On the notion of Hallucinations from the lens of Bias and Validity in
Synthetic CXR Images
- URL: http://arxiv.org/abs/2312.06979v1
- Date: Tue, 12 Dec 2023 04:41:20 GMT
- Title: On the notion of Hallucinations from the lens of Bias and Validity in
Synthetic CXR Images
- Authors: Gauri Bhardwaj, Yuvaraj Govindarajulu, Sundaraparipurnan Narayanan,
Pavan Kulkarni, Manojkumar Parmar
- Abstract summary: Generative models, such as diffusion models, aim to mitigate data quality and clinical information disparities.
At Stanford, researchers explored the utility of a fine-tuned Stable Diffusion model (RoentGen) for medical imaging data augmentation.
We leveraged RoentGen to produce synthetic Chest-XRay (CXR) images and conducted assessments on bias, validity, and hallucinations.
- Score: 0.35998666903987897
- License: http://creativecommons.org/licenses/by-nc-nd/4.0/
- Abstract: Medical imaging has revolutionized disease diagnosis, yet the potential is
hampered by limited access to diverse and privacy-conscious datasets.
Open-source medical datasets, while valuable, suffer from data quality and
clinical information disparities.
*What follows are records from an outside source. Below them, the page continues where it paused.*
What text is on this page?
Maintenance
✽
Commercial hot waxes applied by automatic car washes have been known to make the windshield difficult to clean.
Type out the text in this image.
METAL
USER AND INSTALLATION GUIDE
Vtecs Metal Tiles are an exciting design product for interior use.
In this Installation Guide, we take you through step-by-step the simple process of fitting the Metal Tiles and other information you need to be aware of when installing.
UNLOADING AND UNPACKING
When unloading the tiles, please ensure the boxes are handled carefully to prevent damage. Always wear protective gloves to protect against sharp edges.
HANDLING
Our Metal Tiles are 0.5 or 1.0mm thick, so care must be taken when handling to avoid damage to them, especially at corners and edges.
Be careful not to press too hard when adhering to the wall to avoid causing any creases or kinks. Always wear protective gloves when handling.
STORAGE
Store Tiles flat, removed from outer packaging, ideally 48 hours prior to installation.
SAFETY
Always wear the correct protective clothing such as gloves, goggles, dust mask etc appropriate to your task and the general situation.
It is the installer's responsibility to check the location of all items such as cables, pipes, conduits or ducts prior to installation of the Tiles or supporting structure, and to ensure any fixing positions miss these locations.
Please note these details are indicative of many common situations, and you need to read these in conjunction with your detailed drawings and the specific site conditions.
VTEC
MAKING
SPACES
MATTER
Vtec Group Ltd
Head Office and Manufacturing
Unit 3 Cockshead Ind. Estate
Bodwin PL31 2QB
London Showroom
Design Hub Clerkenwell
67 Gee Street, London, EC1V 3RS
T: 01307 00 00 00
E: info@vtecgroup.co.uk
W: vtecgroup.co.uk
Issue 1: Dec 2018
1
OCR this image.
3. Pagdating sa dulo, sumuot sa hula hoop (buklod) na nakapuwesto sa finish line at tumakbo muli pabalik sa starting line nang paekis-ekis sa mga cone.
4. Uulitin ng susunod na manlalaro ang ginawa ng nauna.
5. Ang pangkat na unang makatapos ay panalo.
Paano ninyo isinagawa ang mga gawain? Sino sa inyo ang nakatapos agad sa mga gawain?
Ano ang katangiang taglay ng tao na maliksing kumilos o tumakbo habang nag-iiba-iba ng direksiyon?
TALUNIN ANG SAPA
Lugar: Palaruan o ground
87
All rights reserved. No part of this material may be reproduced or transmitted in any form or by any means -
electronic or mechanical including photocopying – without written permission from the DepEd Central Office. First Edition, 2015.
Generative models, such as diffusion models,
aim to mitigate these challenges. At Stanford, researchers explored the utility
of a fine-tuned Stable Diffusion model (RoentGen) for medical imaging data
augmentation. Our work examines specific considerations to expand the Stanford
research question, Could Stable Diffusion Solve a Gap in Medical Imaging Data?
from the lens of bias and validity of the generated outcomes. We leveraged
RoentGen to produce synthetic Chest-XRay (CXR) images and conducted assessments
on bias, validity, and hallucinations. Diagnostic accuracy was evaluated by a
disease classifier, while a COVID classifier uncovered latent hallucinations.
The bias analysis unveiled disparities in classification performance among
various subgroups, with a pronounced impact on the Female Hispanic subgroup.
Furthermore, incorporating race and gender into input prompts exacerbated
fairness issues in the generated images. The quality of synthetic images
exhibited variability, particularly in certain disease classes, where there was
more significant uncertainty compared to the original images. Additionally, we
observed latent hallucinations, with approximately 42% of the images
incorrectly indicating COVID, hinting at the presence of hallucinatory
elements. These identifications provide new research directions towards
interpretability of synthetic CXR images, for further understanding of
associated risks and patient safety in medical applications.